Think before you sign
From the beginning, investors have the choice of buying equity in the company at an existing valuation, or having the option to convert their investment into equity in the future at a discounted valuation, known as a convertible note. Some entrepreneurs and early investors prefer convertible notes, while others will not touch deals that don’t involve equity.
As an angel investor, I don’t like convertible debt transactions, because you lack control. You tend to have little to no involvement; if an inexperienced entrepreneur makes a bad decision, you have no say in the matter. And, if other investors come in later on, you have no choice but to work with them.
The drone company’s original investor used a convertible note. When the company started hitting roadblocks and the relationship wasn’t working, the investors pushed to get their money back and wash their hands of the deal. Misalignment around investment structure and expectations related to long-term liquidity is common among inexperienced parties in early-stage transactions, and in this case was particularly toxic. It’s critical for both entrepreneurs and investors to discuss upfront how involved investors will be and what they can expect to exit as the company grows.
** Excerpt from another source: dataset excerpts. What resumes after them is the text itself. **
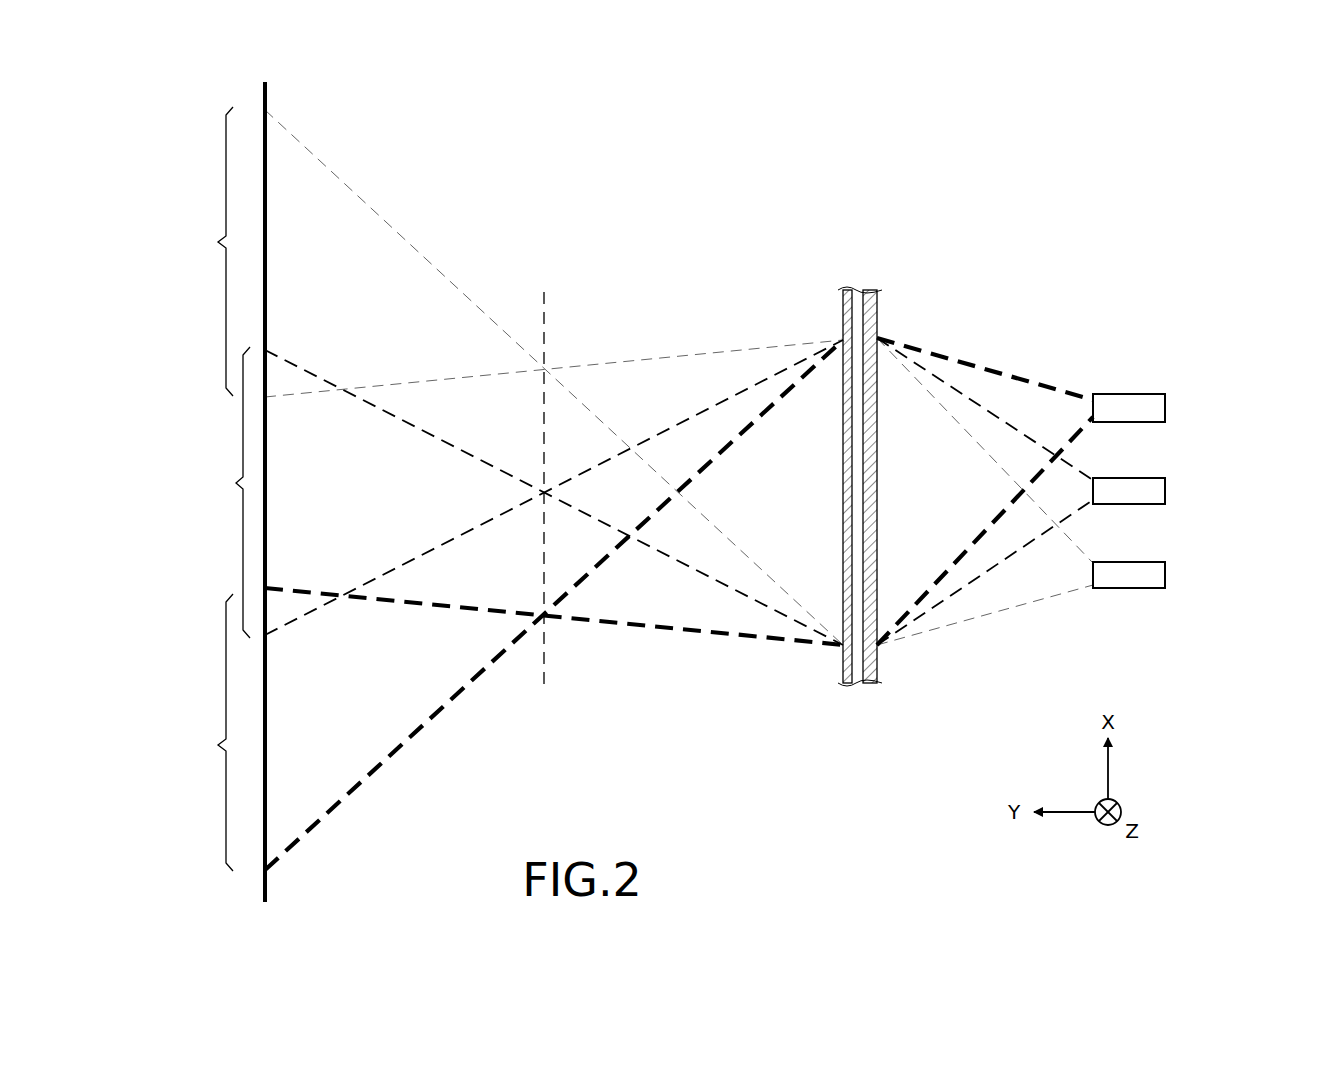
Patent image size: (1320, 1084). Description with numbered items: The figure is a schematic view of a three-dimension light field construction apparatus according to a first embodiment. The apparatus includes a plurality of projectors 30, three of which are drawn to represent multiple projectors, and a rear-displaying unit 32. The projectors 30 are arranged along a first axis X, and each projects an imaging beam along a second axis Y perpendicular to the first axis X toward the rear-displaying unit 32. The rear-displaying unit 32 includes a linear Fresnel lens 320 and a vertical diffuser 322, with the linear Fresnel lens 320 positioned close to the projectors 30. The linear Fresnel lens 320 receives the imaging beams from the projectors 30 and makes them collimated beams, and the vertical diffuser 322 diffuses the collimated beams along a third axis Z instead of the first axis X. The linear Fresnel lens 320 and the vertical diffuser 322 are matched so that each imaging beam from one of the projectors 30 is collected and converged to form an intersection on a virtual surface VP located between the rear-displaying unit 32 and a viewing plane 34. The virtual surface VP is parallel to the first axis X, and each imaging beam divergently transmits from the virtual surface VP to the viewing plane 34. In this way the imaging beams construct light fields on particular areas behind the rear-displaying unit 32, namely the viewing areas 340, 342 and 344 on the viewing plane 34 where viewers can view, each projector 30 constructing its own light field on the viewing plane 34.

The projectors 30 is at (1158, 403).
The rear-displaying unit 32 is at (864, 421).
The linear Fresnel lens 320 is at (918, 449).
The vertical diffuser 322 is at (843, 312).
The viewing plane 34 is at (268, 93).
The viewing area 340 is at (199, 251).
The viewing area 342 is at (216, 492).
The viewing area 344 is at (196, 732).
The virtual surface VP is at (544, 316).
Investors can offer much more than funding, but the wrong investor can easily run a company off the rails. The drone company founders spent at least two years getting their product off the ground, in part because they wasted so much time answering to an investor who requested irrelevant information and couldn’t contribute any meaningful guidance in return.
An investor with the right kind of business acumen and experience with a company’s market sector can be enormously helpful in validating a company’s idea, articulating its value proposition, and serving as a trusted advisor during a startup’s inevitable ups and downs.